Question

A uniform thin circular ring of radius ‘R’ and mass ‘M’ is rotating about its fixed axis, passing through its center and perpendicular to its plane of rotation, with a constant angular velocity ‘$\omega$’. Two objects each of mass ‘m’ are attached gently to the opposite side of the diameter. The ring now rotates with the angular velocity of:
$\text{A}. \quad \dfrac{\omega M}{M+m}$
$\text{B}. \quad \dfrac{\omega M}{M+2m}$
$\text{C}. \quad \dfrac{\omega M}{M-2m}$
$\text{D}. \quad \dfrac{\omega (M+3m)}{M}$

Answer 1

Hint: By the principle of conservation of angular momentum, we understand that if the net external torque acting on the system is zero, then the angular momentum of the system remains the same i.e. constant.

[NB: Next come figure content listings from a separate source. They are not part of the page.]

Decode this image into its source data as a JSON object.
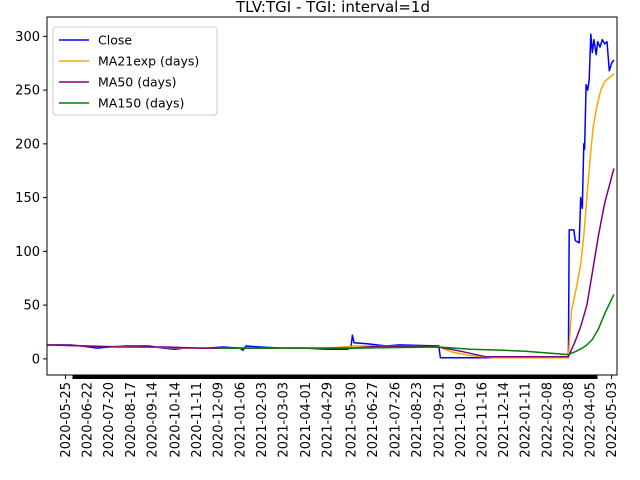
{
  "chart_data": {
    "type": "line",
    "title": "TLV:TGI - TGI: interval=1d",
    "xlabel": "",
    "ylabel": "",
    "x_range": [
      "2020-05-01",
      "2022-05-10"
    ],
    "ylim": [
      -15,
      318
    ],
    "yticks": [
      0,
      50,
      100,
      150,
      200,
      250,
      300
    ],
    "xticks": [
      "2020-05-25",
      "2020-06-22",
      "2020-07-20",
      "2020-08-17",
      "2020-09-14",
      "2020-10-14",
      "2020-11-11",
      "2020-12-09",
      "2021-01-06",
      "2021-02-03",
      "2021-03-03",
      "2021-04-01",
      "2021-04-29",
      "2021-05-30",
      "2021-06-27",
      "2021-07-26",
      "2021-08-23",
      "2021-09-21",
      "2021-10-19",
      "2021-11-16",
      "2021-12-14",
      "2022-01-11",
      "2022-02-08",
      "2022-03-08",
      "2022-04-05",
      "2022-05-03"
    ],
    "grid": false,
    "legend": "top-left",
    "series": [
      {
        "name": "Close",
        "color": "#0000ff",
        "points": [
          [
            "2020-05-01",
            13
          ],
          [
            "2020-06-01",
            13
          ],
          [
            "2020-06-15",
            12
          ],
          [
            "2020-06-25",
            11
          ],
          [
            "2020-07-05",
            10
          ],
          [
            "2020-07-20",
            11
          ],
          [
            "2020-08-10",
            12
          ],
          [
            "2020-09-10",
            12
          ],
          [
            "2020-09-28",
            10
          ],
          [
            "2020-10-14",
            9
          ],
          [
            "2020-10-25",
            10
          ],
          [
            "2020-11-25",
            10
          ],
          [
            "2020-12-15",
            11
          ],
          [
            "2021-01-06",
            10
          ],
          [
            "2021-01-10",
            8
          ],
          [
            "2021-01-14",
            12
          ],
          [
            "2021-02-01",
            11
          ],
          [
            "2021-03-01",
            10
          ],
          [
            "2021-04-01",
            10
          ],
          [
            "2021-04-29",
            9
          ],
          [
            "2021-05-25",
            9
          ],
          [
            "2021-05-30",
            10
          ],
          [
            "2021-06-01",
            22
          ],
          [
            "2021-06-03",
            15
          ],
          [
            "2021-06-20",
            14
          ],
          [
            "2021-07-15",
            12
          ],
          [
            "2021-08-01",
            13
          ],
          [
            "2021-09-21",
            12
          ],
          [
            "2021-09-23",
            1
          ],
          [
            "2021-11-01",
            1
          ],
          [
            "2022-01-01",
            1
          ],
          [
            "2022-03-08",
            1
          ],
          [
            "2022-03-09",
            120
          ],
          [
            "2022-03-15",
            120
          ],
          [
            "2022-03-17",
            110
          ],
          [
            "2022-03-22",
            108
          ],
          [
            "2022-03-24",
            150
          ],
          [
            "2022-03-26",
            140
          ],
          [
            "2022-03-28",
            200
          ],
          [
            "2022-03-29",
            195
          ],
          [
            "2022-03-31",
            255
          ],
          [
            "2022-04-02",
            250
          ],
          [
            "2022-04-04",
            260
          ],
          [
            "2022-04-06",
            302
          ],
          [
            "2022-04-08",
            285
          ],
          [
            "2022-04-10",
            297
          ],
          [
            "2022-04-13",
            283
          ],
          [
            "2022-04-15",
            295
          ],
          [
            "2022-04-18",
            290
          ],
          [
            "2022-04-21",
            297
          ],
          [
            "2022-04-24",
            293
          ],
          [
            "2022-04-27",
            295
          ],
          [
            "2022-04-30",
            268
          ],
          [
            "2022-05-03",
            275
          ],
          [
            "2022-05-06",
            278
          ]
        ]
      },
      {
        "name": "MA21exp (days)",
        "color": "#ffa500",
        "points": [
          [
            "2020-05-01",
            13
          ],
          [
            "2020-07-01",
            12
          ],
          [
            "2020-09-01",
            11
          ],
          [
            "2020-11-01",
            10
          ],
          [
            "2021-01-01",
            10
          ],
          [
            "2021-03-01",
            10
          ],
          [
            "2021-05-01",
            10
          ],
          [
            "2021-06-05",
            12
          ],
          [
            "2021-08-01",
            12
          ],
          [
            "2021-09-21",
            11
          ],
          [
            "2021-10-10",
            6
          ],
          [
            "2021-11-01",
            3
          ],
          [
            "2021-12-01",
            1
          ],
          [
            "2022-03-08",
            1
          ],
          [
            "2022-03-12",
            45
          ],
          [
            "2022-03-18",
            65
          ],
          [
            "2022-03-24",
            88
          ],
          [
            "2022-03-28",
            115
          ],
          [
            "2022-04-01",
            150
          ],
          [
            "2022-04-05",
            185
          ],
          [
            "2022-04-09",
            215
          ],
          [
            "2022-04-14",
            235
          ],
          [
            "2022-04-19",
            250
          ],
          [
            "2022-04-24",
            258
          ],
          [
            "2022-05-06",
            265
          ]
        ]
      },
      {
        "name": "MA50 (days)",
        "color": "#800080",
        "points": [
          [
            "2020-05-01",
            13
          ],
          [
            "2020-08-01",
            11
          ],
          [
            "2020-10-01",
            11
          ],
          [
            "2020-11-15",
            10
          ],
          [
            "2021-01-06",
            10
          ],
          [
            "2021-03-01",
            10
          ],
          [
            "2021-06-01",
            10
          ],
          [
            "2021-07-10",
            12
          ],
          [
            "2021-09-21",
            11
          ],
          [
            "2021-10-20",
            7
          ],
          [
            "2021-11-20",
            2
          ],
          [
            "2022-03-08",
            2
          ],
          [
            "2022-03-16",
            15
          ],
          [
            "2022-03-24",
            30
          ],
          [
            "2022-04-01",
            50
          ],
          [
            "2022-04-08",
            80
          ],
          [
            "2022-04-16",
            115
          ],
          [
            "2022-04-24",
            145
          ],
          [
            "2022-05-06",
            177
          ]
        ]
      },
      {
        "name": "MA150 (days)",
        "color": "#008000",
        "points": [
          [
            "2020-12-09",
            10
          ],
          [
            "2021-03-01",
            10
          ],
          [
            "2021-06-01",
            10
          ],
          [
            "2021-09-21",
            11
          ],
          [
            "2021-11-01",
            9
          ],
          [
            "2021-12-14",
            8
          ],
          [
            "2022-01-11",
            7
          ],
          [
            "2022-03-08",
            4
          ],
          [
            "2022-03-18",
            7
          ],
          [
            "2022-03-26",
            10
          ],
          [
            "2022-04-01",
            13
          ],
          [
            "2022-04-08",
            18
          ],
          [
            "2022-04-16",
            28
          ],
          [
            "2022-04-24",
            42
          ],
          [
            "2022-05-06",
            60
          ]
        ]
      }
    ]
  }
}
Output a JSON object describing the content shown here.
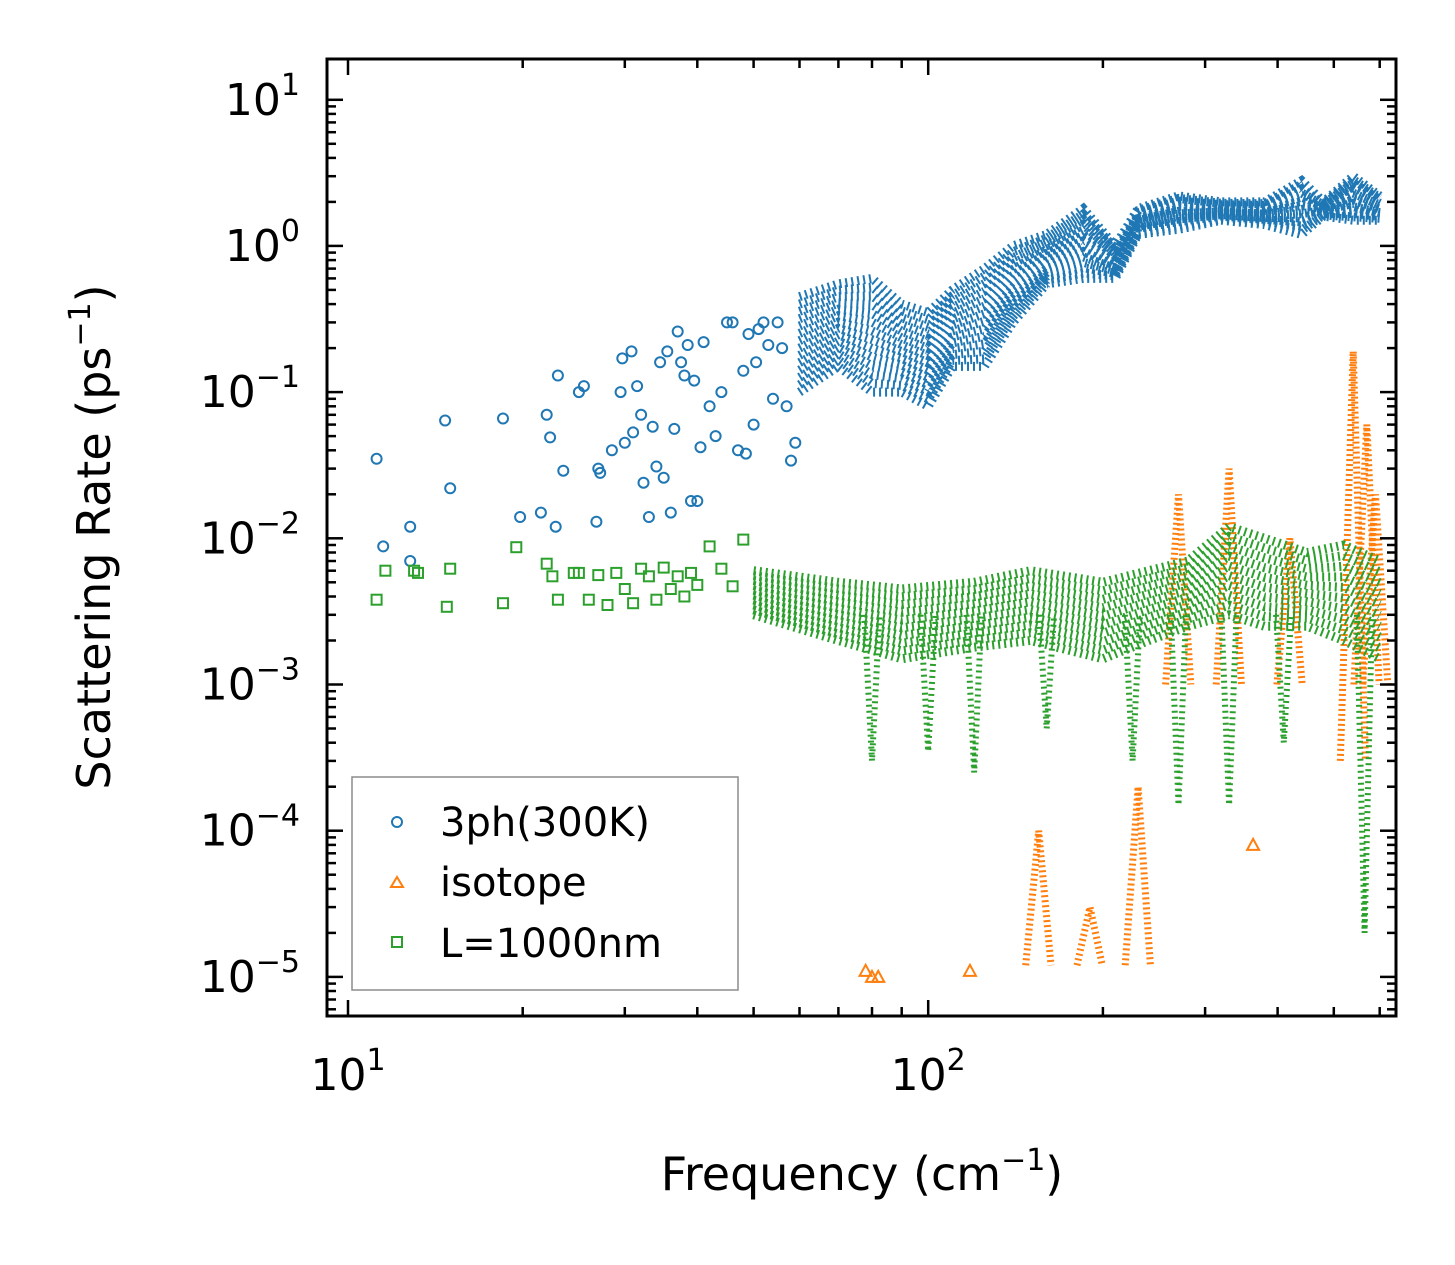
{
  "chart_data": {
    "type": "scatter",
    "xscale": "log",
    "yscale": "log",
    "xlim": [
      9.2,
      640
    ],
    "ylim": [
      5.4e-06,
      19
    ],
    "xlabel": "Frequency (cm",
    "xlabel_sup": "−1",
    "xlabel_end": ")",
    "ylabel": "Scattering Rate (ps",
    "ylabel_sup": "−1",
    "ylabel_end": ")",
    "x_ticks": [
      {
        "value": 10,
        "base": "10",
        "exp": "1"
      },
      {
        "value": 100,
        "base": "10",
        "exp": "2"
      }
    ],
    "y_ticks": [
      {
        "value": 10,
        "base": "10",
        "exp": "1"
      },
      {
        "value": 1,
        "base": "10",
        "exp": "0"
      },
      {
        "value": 0.1,
        "base": "10",
        "exp": "−1"
      },
      {
        "value": 0.01,
        "base": "10",
        "exp": "−2"
      },
      {
        "value": 0.001,
        "base": "10",
        "exp": "−3"
      },
      {
        "value": 0.0001,
        "base": "10",
        "exp": "−4"
      },
      {
        "value": 1e-05,
        "base": "10",
        "exp": "−5"
      }
    ],
    "legend_position": "lower-left",
    "series": [
      {
        "name": "3ph(300K)",
        "marker": "circle",
        "color": "#1f77b4",
        "points": [
          [
            11.2,
            0.035
          ],
          [
            11.5,
            0.0088
          ],
          [
            12.8,
            0.012
          ],
          [
            12.8,
            0.007
          ],
          [
            14.7,
            0.064
          ],
          [
            15.0,
            0.022
          ],
          [
            18.5,
            0.066
          ],
          [
            19.8,
            0.014
          ],
          [
            21.5,
            0.015
          ],
          [
            22.0,
            0.07
          ],
          [
            22.3,
            0.049
          ],
          [
            22.8,
            0.012
          ],
          [
            23.0,
            0.13
          ],
          [
            23.5,
            0.029
          ],
          [
            25.0,
            0.1
          ],
          [
            25.5,
            0.11
          ],
          [
            26.8,
            0.013
          ],
          [
            27.0,
            0.03
          ],
          [
            27.2,
            0.028
          ],
          [
            28.5,
            0.04
          ],
          [
            29.5,
            0.1
          ],
          [
            29.7,
            0.17
          ],
          [
            30.0,
            0.045
          ],
          [
            30.8,
            0.19
          ],
          [
            31.0,
            0.053
          ],
          [
            31.5,
            0.11
          ],
          [
            32.0,
            0.07
          ],
          [
            32.3,
            0.024
          ],
          [
            33.0,
            0.014
          ],
          [
            33.5,
            0.058
          ],
          [
            34.0,
            0.031
          ],
          [
            34.5,
            0.16
          ],
          [
            35.0,
            0.026
          ],
          [
            35.5,
            0.19
          ],
          [
            36.0,
            0.015
          ],
          [
            36.5,
            0.056
          ],
          [
            37.0,
            0.26
          ],
          [
            37.5,
            0.16
          ],
          [
            38.0,
            0.13
          ],
          [
            38.5,
            0.21
          ],
          [
            39.0,
            0.018
          ],
          [
            39.5,
            0.12
          ],
          [
            40.0,
            0.018
          ],
          [
            40.5,
            0.042
          ],
          [
            41.0,
            0.22
          ],
          [
            42.0,
            0.08
          ],
          [
            43.0,
            0.05
          ],
          [
            44.0,
            0.1
          ],
          [
            45.0,
            0.3
          ],
          [
            46.0,
            0.3
          ],
          [
            47.0,
            0.04
          ],
          [
            48.0,
            0.14
          ],
          [
            48.5,
            0.038
          ],
          [
            49.0,
            0.25
          ],
          [
            50.0,
            0.06
          ],
          [
            50.5,
            0.16
          ],
          [
            51.0,
            0.27
          ],
          [
            52.0,
            0.3
          ],
          [
            53.0,
            0.21
          ],
          [
            54.0,
            0.09
          ],
          [
            55.0,
            0.3
          ],
          [
            56.0,
            0.2
          ],
          [
            57.0,
            0.08
          ],
          [
            58.0,
            0.034
          ],
          [
            59.0,
            0.045
          ]
        ]
      },
      {
        "name": "isotope",
        "marker": "triangle",
        "color": "#ff7f0e",
        "points": [
          [
            78,
            1.1e-05
          ],
          [
            80,
            1e-05
          ],
          [
            82,
            1e-05
          ],
          [
            118,
            1.1e-05
          ],
          [
            363,
            8e-05
          ]
        ]
      },
      {
        "name": "L=1000nm",
        "marker": "square",
        "color": "#2ca02c",
        "points": [
          [
            11.2,
            0.0038
          ],
          [
            11.6,
            0.006
          ],
          [
            13.0,
            0.006
          ],
          [
            13.2,
            0.0058
          ],
          [
            14.8,
            0.0034
          ],
          [
            15.0,
            0.0062
          ],
          [
            18.5,
            0.0036
          ],
          [
            19.5,
            0.0087
          ],
          [
            22.0,
            0.0067
          ],
          [
            22.5,
            0.0055
          ],
          [
            23.0,
            0.0038
          ],
          [
            24.5,
            0.0058
          ],
          [
            25.0,
            0.0058
          ],
          [
            26.0,
            0.0038
          ],
          [
            27.0,
            0.0056
          ],
          [
            28.0,
            0.0035
          ],
          [
            29.0,
            0.0058
          ],
          [
            30.0,
            0.0045
          ],
          [
            31.0,
            0.0036
          ],
          [
            32.0,
            0.0062
          ],
          [
            33.0,
            0.0055
          ],
          [
            34.0,
            0.0038
          ],
          [
            35.0,
            0.0063
          ],
          [
            36.0,
            0.0045
          ],
          [
            37.0,
            0.0055
          ],
          [
            38.0,
            0.004
          ],
          [
            39.0,
            0.0058
          ],
          [
            40.0,
            0.0048
          ],
          [
            42.0,
            0.0088
          ],
          [
            44.0,
            0.0062
          ],
          [
            46.0,
            0.0047
          ],
          [
            48.0,
            0.0098
          ]
        ]
      }
    ]
  }
}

Mathematically we can say that if $\tau_{ext}= \dfrac{dL}{dt}=0$, then ‘L’ i.e. angular momentum of the system remains constant.

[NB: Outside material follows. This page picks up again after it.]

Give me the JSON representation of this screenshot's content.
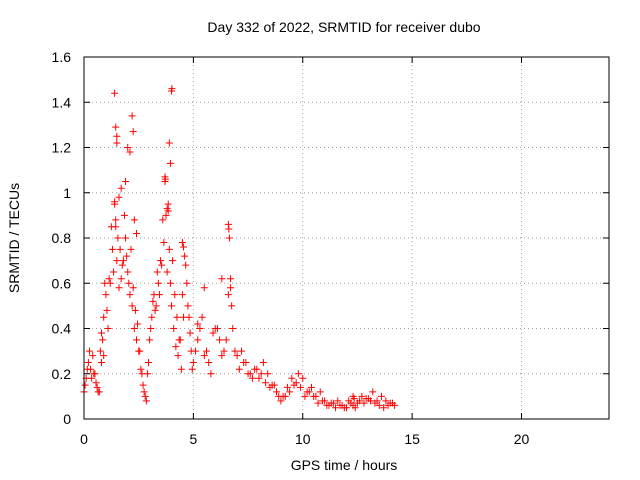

Formula used: $L=I\omega$.

Complete step by step answer:

As mentioned in the question itself, the masses are placed gently, hence it means that net external torque applied on the system is zero. Hence the angular momentum of the system before and after the event shall remain the same. Hence applying:
$L=I\omega$
Let moment of inertia before the event be $I_1$ and angular velocity be $\omega_1$ and that after the event be $I_2$ and $\omega_2$, then for angular momentum being constant, we can write:
$I_1\omega_1=I_2\omega_2$
Now, for$I_1$, we know
For a uniform circular ring of radius ‘R’ and mass ‘M’, moment of inertia about an axis passing through the center of ring and perpendicular to the plane is $MR^2$
Hence $I_1=MR^2$
$\omega_1=\omega$
And finally $I_2=mR^2+mR^2+MR^2=2mR^2+MR^2$
Thus, $\omega_2 = \dfrac{I_1\omega_1}{I_2}$
Or $\omega_2=\dfrac{MR^2\omega}{2mR^2+MR^2} = \dfrac{M\omega}{2m+M}$

Hence final angular velocity will be $\dfrac{\omega M}{M+2m}$

So, the correct answer is “Option B”.

Note: Here we wrote directly that the moment of inertia of the particles as $mR^2$ considering the particle as a point mass. But in case the particle is not point mass, then we have to use the parallel axis theorem to write its moment of inertia about the required axis. Also the moment of inertia is a tensor quantity which means it has no direction but has dependency on orientation of the body.